Resistir la extralimitación de la mentalidad de facción es fundamental para evitar la corrupción del principio democrático. Debe existir, en gobernantes y gobernados, sentido suficiente de la unidad nacional. Sin alistarlo en la competición partidista. La institución monárquica es no sólo simbólica y representativa de la continuidad histórica de España sino funcional a estos efectos. España tiene suerte al contar en la Jefatura del estado con un Rey de todos, dedicado y comprometido con la Nación y su destino constitucional.

Recuerdo bien la campaña de 1996. Se usó contra nosotros la imagen del dóberman y el recuerdo de Franco: todo el arsenal de prejuicios y mentiras que desde entonces sigue disparándose. Algunos atribuyeron el margen escaso de aquella victoria al perfil moderado de nuestra campaña. No lo creo. Nos comportamos como un partido de gobierno y por eso llegamos al gobierno. Sorteando presiones para conformar un gobierno “técnico”, y maniobras para excluirme. Alguna vez me he referido a mi particular “Maura, no”, aludiendo, salvadas las distancias, al veto que sufrió don Antonio.

La evocación de Maura es pertinente, porque a él los tiros tampoco le venían solo por la izquierda. El integrismo que le acusaba de “mestizo” (esa extrema derecha se ahorraba los diminutivos) encontró réplica adecuada: “Es muy común la idea de que un partido conservador, un partido constitucional, monárquico, representa un temperamento medio, borroso e indiferente. Acontece todo lo contrario. Lo que pasa es que, en la complejidad de los problemas de la política, quienes mutilan la realidad son aquellos que la simplifican, porque no ven más que un aspecto: y esto les corresponde a los de la extrema derecha y a los de la extrema izquierda. (…) nosotros, somos mucho más respetuosos de la libertad y del derecho que las izquierdas, y no somos menos firmes en la defensa de nuestras creencias que las extremas derechas. Servimos mejor la causa de nuestras creencias, porque la servimos prácticamente, con todas nuestras fuerzas; fuerzas que ellos dividen e inutilizan entregando su causa, por tanto, al adversario, aunque tengan la conciencia limpia de intención y crean que mejor la sirven cuando más la hieren”.

Hoy también procede el deslinde entre los satisfechos de ser voz que grita sola en el desierto, para quedarse a vivir en él, y los que prefieren atravesarlo sabiendo a dónde van.

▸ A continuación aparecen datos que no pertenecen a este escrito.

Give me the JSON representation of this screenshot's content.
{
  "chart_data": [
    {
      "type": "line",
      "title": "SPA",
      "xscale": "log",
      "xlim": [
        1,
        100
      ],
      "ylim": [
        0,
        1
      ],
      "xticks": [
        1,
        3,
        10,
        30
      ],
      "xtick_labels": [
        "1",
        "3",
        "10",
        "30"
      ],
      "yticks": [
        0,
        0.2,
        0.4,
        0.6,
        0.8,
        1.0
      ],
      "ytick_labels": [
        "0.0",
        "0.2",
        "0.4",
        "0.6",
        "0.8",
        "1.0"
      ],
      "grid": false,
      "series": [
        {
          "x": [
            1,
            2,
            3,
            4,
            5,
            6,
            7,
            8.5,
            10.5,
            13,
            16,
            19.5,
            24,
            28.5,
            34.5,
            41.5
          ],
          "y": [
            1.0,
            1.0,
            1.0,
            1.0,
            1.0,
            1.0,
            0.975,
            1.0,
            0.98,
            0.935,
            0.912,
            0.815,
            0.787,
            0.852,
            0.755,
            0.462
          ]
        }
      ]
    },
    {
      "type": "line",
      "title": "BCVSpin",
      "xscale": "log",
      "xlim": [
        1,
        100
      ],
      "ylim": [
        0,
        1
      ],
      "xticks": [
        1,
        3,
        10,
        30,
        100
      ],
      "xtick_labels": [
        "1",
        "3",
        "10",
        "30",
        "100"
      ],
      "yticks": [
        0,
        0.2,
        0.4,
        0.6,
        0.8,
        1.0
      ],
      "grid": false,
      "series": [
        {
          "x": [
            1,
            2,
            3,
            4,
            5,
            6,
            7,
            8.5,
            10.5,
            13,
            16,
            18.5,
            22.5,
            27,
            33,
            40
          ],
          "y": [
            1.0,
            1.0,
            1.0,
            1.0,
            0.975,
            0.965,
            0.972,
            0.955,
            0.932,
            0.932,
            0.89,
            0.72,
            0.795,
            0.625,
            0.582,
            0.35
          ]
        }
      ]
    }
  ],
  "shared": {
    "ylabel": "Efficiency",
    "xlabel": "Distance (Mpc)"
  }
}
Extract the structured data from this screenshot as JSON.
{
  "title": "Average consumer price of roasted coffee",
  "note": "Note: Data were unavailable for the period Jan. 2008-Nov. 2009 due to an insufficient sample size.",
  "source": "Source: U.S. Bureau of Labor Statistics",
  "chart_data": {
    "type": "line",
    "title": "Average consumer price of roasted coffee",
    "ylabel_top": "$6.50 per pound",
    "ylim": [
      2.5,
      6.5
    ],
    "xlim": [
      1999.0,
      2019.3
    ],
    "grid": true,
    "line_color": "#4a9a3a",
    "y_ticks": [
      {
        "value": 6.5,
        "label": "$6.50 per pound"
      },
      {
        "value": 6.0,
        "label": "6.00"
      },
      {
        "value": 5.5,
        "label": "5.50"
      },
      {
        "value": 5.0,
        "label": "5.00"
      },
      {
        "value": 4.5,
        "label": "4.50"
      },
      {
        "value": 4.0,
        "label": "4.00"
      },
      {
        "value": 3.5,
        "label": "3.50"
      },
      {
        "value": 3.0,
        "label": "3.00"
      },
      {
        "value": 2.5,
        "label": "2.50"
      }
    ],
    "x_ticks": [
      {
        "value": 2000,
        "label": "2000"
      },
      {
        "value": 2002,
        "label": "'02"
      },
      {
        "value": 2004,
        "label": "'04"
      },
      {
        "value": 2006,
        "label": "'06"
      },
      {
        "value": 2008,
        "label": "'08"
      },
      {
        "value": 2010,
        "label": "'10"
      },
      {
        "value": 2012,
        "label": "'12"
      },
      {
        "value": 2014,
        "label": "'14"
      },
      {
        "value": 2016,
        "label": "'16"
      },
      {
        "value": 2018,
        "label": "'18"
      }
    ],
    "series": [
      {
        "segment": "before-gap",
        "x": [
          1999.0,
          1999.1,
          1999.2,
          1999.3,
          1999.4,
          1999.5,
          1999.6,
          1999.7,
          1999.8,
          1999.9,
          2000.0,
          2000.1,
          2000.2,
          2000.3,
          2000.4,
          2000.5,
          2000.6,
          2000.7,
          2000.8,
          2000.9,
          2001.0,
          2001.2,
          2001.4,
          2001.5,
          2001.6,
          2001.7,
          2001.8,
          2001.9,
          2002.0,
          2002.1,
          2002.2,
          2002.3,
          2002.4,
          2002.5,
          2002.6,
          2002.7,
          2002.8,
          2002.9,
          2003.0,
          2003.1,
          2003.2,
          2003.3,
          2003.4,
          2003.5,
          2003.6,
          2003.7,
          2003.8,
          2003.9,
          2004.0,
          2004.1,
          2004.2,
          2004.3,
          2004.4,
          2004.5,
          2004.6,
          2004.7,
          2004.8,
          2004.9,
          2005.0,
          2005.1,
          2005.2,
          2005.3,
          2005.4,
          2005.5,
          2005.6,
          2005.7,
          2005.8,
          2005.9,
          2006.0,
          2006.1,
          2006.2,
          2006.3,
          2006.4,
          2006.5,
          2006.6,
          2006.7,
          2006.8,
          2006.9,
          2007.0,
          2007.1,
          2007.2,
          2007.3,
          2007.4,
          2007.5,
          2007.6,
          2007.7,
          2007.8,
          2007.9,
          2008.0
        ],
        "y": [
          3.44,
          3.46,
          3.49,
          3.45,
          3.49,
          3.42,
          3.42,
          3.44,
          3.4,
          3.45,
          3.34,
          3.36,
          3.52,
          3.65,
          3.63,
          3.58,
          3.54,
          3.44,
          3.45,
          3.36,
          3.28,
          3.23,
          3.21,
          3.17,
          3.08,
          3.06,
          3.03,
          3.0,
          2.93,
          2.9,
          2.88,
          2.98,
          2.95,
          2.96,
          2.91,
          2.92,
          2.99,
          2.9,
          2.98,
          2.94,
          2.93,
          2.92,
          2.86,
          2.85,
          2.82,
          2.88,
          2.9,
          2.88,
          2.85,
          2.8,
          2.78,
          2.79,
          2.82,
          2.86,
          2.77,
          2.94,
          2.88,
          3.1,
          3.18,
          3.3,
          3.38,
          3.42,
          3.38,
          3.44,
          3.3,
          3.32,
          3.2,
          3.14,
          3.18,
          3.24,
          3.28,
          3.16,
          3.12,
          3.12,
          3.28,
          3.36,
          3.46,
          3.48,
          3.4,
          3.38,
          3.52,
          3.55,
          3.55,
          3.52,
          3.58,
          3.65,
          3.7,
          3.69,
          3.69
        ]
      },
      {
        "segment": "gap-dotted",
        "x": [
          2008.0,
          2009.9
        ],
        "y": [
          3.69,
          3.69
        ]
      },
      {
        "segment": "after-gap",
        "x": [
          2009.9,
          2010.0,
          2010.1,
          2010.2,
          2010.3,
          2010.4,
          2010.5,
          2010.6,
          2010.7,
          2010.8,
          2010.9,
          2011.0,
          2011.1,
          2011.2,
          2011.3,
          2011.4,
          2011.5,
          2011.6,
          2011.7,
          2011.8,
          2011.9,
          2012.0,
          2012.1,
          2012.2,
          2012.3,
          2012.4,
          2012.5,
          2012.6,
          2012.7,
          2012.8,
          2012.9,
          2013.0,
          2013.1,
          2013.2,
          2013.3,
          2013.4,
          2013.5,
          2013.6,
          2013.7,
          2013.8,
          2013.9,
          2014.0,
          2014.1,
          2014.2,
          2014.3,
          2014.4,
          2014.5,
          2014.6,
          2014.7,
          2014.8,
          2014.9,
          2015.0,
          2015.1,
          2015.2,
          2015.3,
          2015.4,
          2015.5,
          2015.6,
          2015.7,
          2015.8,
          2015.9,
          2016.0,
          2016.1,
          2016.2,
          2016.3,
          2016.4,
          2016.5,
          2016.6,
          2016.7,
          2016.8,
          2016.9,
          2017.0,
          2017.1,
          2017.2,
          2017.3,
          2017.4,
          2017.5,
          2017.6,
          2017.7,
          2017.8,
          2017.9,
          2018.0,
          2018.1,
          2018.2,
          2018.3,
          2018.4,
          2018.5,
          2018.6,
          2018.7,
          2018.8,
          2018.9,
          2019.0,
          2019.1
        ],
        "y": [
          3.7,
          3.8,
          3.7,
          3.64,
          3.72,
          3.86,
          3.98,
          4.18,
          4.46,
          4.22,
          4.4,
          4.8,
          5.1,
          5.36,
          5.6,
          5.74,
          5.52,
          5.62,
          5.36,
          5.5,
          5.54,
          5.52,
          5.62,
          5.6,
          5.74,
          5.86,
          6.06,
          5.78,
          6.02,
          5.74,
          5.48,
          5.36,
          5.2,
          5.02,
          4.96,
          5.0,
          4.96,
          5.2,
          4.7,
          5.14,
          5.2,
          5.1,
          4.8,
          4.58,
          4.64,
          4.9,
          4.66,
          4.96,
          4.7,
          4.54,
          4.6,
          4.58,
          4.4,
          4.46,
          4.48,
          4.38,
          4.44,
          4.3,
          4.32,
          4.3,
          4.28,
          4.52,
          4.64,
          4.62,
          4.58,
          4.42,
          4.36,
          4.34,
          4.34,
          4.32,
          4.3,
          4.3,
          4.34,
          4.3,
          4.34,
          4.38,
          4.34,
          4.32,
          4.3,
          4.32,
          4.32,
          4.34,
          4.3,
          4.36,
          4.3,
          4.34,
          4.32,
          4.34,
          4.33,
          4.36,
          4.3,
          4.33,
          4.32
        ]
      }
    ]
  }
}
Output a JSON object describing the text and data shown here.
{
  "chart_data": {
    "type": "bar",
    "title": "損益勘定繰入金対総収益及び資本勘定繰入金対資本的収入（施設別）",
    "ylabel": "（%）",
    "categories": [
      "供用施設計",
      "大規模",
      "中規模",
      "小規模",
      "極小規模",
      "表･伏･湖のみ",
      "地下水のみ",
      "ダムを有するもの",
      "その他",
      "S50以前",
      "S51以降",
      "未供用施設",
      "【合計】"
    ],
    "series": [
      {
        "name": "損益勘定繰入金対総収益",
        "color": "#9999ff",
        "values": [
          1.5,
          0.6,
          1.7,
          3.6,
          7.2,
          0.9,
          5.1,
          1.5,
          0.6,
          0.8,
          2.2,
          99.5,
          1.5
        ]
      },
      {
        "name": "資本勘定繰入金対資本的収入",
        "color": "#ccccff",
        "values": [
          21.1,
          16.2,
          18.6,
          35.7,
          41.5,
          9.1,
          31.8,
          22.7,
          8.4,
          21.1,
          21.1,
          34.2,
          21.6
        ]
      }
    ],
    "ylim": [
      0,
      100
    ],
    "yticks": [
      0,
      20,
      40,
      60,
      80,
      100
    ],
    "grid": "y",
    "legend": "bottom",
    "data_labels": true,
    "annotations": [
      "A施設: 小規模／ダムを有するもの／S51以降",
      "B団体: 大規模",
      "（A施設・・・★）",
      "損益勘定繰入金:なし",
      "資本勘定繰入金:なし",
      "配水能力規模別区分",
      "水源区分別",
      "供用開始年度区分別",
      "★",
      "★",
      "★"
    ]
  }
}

Atravesar desiertos suscitando adhesiones no es cuestión de brújula demoscópica, sino de liderazgo. No se trata de capturar votos flotantes abandonándose a las olas. Liderar significa influir en las corrientes de fondo que mueven la opinión. El voto flotante hará siempre honor a su nombre: flotará con la marea. También para influir en el corcho que flota, hay que generar primero la marea que lo levanta.

Veinticinco años después, no conozco otras recetas para la victoria.